[Date Prev][Date Next][Thread Prev][Thread Next]
[Date Index]
[Thread Index]
- Subject: Re: Tricky little string parsing challenge
- From: Sean Conner <sean@...>
- Date: Tue, 19 Mar 2019 12:44:43 -0400
It was thus said that the Great Geoff Smith once stated:
> This one has got me stuck for the moment, can anyone come up with an
> elegant solution for this without needing external library please.
>
> I have a long string of text that i need to split into sentences, here is
> a sort of working attempt
>
> local text = "This is one sentence. This is another but with a number in it like 0.47 need to ignore it. This is the third.

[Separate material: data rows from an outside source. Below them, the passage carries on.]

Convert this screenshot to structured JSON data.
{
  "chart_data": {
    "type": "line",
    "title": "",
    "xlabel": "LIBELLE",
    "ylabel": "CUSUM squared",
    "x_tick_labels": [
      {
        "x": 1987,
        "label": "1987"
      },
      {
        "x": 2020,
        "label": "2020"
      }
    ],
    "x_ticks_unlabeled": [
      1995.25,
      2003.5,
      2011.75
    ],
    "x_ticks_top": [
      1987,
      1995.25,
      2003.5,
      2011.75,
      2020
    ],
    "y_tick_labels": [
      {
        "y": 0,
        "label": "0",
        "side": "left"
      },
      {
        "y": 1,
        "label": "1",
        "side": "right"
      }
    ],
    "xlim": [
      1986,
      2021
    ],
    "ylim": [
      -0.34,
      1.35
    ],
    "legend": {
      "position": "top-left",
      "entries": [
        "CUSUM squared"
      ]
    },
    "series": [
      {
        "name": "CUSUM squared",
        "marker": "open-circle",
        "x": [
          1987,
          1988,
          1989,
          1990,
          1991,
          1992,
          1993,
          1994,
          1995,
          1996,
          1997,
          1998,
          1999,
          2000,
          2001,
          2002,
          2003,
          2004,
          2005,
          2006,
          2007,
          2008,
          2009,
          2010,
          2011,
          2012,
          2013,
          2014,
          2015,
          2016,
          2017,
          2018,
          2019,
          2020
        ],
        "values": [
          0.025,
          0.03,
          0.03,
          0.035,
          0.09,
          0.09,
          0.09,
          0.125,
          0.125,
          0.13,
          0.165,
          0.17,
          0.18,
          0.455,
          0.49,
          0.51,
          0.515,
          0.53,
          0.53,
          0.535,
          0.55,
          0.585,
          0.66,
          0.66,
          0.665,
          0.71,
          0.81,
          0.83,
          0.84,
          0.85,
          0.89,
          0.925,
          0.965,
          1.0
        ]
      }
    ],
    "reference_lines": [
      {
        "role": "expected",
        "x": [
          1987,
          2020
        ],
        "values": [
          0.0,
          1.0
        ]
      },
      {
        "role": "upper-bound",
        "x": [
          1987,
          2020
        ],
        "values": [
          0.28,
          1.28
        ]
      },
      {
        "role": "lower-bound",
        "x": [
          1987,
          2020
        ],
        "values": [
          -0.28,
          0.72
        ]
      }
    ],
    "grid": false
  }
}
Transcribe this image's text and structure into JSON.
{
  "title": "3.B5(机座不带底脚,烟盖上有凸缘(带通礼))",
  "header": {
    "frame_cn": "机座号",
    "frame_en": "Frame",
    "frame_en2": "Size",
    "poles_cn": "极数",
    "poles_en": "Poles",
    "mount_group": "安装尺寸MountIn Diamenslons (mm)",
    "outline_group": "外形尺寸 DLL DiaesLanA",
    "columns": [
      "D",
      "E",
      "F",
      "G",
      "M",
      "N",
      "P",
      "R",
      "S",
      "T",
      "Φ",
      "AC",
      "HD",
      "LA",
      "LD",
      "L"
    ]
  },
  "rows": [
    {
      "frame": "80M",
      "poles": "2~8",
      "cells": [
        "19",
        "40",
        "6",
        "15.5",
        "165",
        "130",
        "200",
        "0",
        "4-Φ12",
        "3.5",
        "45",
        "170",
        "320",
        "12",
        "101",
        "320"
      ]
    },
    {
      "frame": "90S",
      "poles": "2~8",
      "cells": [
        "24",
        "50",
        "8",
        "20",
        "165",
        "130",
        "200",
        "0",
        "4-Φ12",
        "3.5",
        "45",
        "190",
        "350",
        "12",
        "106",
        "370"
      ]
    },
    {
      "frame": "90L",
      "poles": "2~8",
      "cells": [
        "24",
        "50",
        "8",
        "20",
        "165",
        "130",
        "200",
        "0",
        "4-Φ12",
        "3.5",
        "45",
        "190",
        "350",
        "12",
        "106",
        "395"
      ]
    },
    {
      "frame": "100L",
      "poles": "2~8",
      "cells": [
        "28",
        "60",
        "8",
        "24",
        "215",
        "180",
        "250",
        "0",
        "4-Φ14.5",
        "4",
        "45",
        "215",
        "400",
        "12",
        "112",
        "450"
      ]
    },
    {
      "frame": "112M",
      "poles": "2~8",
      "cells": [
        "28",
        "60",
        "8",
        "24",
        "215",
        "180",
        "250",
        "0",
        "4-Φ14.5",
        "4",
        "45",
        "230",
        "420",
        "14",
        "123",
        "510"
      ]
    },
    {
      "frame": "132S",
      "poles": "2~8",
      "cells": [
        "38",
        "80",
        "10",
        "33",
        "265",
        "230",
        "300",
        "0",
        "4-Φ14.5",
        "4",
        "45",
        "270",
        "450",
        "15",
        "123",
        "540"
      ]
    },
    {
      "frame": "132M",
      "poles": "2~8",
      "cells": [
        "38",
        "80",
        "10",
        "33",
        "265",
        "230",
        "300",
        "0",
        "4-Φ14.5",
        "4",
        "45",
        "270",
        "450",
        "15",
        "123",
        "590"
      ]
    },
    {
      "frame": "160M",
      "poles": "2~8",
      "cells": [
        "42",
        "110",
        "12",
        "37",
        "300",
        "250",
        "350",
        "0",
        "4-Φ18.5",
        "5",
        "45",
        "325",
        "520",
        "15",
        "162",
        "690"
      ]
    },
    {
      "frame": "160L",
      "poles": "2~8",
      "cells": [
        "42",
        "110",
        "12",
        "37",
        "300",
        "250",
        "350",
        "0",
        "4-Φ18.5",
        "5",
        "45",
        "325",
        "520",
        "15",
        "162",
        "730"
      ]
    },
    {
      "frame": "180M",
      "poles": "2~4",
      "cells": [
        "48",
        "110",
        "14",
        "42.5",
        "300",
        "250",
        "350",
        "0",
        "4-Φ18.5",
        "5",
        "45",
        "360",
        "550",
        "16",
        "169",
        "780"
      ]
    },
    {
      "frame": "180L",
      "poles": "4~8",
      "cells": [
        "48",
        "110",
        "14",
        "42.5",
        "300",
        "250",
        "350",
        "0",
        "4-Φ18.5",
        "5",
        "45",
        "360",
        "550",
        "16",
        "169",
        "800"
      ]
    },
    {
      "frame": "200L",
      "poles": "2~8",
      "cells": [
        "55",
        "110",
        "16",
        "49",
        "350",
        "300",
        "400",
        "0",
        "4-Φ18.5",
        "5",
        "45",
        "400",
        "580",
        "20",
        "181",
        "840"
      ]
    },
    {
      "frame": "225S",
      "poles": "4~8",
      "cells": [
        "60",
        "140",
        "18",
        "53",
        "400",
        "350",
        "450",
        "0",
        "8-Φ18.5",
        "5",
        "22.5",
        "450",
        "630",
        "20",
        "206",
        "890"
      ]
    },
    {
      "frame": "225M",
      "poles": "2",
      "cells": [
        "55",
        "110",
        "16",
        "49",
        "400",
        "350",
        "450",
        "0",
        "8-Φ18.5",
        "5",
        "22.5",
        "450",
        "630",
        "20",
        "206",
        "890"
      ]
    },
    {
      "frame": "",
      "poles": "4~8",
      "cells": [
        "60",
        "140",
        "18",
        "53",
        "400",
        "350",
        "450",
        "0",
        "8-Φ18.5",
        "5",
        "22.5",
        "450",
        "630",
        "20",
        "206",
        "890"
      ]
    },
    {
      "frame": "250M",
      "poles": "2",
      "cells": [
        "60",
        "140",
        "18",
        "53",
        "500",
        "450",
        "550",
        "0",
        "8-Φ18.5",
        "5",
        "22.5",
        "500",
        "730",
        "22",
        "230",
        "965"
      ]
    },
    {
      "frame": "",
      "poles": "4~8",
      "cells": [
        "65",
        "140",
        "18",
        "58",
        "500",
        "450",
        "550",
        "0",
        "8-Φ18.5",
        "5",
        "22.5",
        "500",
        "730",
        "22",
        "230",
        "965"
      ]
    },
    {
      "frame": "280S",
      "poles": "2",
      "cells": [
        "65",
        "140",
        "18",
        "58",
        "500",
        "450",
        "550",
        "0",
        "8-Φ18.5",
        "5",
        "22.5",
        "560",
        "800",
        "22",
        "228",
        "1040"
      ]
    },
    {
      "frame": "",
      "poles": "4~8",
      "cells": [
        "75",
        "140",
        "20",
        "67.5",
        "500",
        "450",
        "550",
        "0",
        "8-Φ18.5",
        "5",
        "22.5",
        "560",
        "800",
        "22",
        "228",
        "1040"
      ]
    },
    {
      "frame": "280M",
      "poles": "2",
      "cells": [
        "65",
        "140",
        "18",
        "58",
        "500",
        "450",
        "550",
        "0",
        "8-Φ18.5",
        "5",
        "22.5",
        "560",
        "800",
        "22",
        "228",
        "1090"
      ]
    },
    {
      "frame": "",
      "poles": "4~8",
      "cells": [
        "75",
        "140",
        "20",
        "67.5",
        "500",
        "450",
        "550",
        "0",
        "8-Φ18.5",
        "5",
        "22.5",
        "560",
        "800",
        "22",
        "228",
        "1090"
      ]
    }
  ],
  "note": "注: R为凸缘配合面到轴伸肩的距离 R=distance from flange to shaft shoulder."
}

Fourth sentence"
>
> local sentences = {}
> for i in string.gmatch(text, "[^%.]+" ) do
> sentences[#sentences+1] = i
> end
>
> for i = 1, #sentences do
> print(i, sentences[i])
> end
>
> Of course I had forgotten about not splitting on decimal points in
> numbers. How can I adapt this to ignore the full stop character if
> surrounded by numbers?
I had a similar issue back in 2014 [1] where I used LPEG to do the
parsing. What I found is that just breaking on a period wasn't enough, and
so I had to special case the following [2]:
MR.
Mrs.
MRS.
Dr.
DR.
P. S.
P.S.
T. E.
T.E.
Gen.
N. B.
N.B.
H.
M.
O.
Z.
The nice thing about LPEG was not only how easy it was to add exceptions
(like the list above) but I could also transform the input into a canonical
format (like converting N.B. to N. B.).
So yes, I do have a solution, but it does violate your constraint.
-spc (My use case was breaking the input into words, but it's similar
enough ... )
[1] https://github.com/spc476/NaNoGenMo-2014
Code I used:
https://github.com/spc476/NaNoGenMo-2014/blob/master/word.lua
[2] Some, like Mrs. are generic, while T. E. were initials specific to
the document.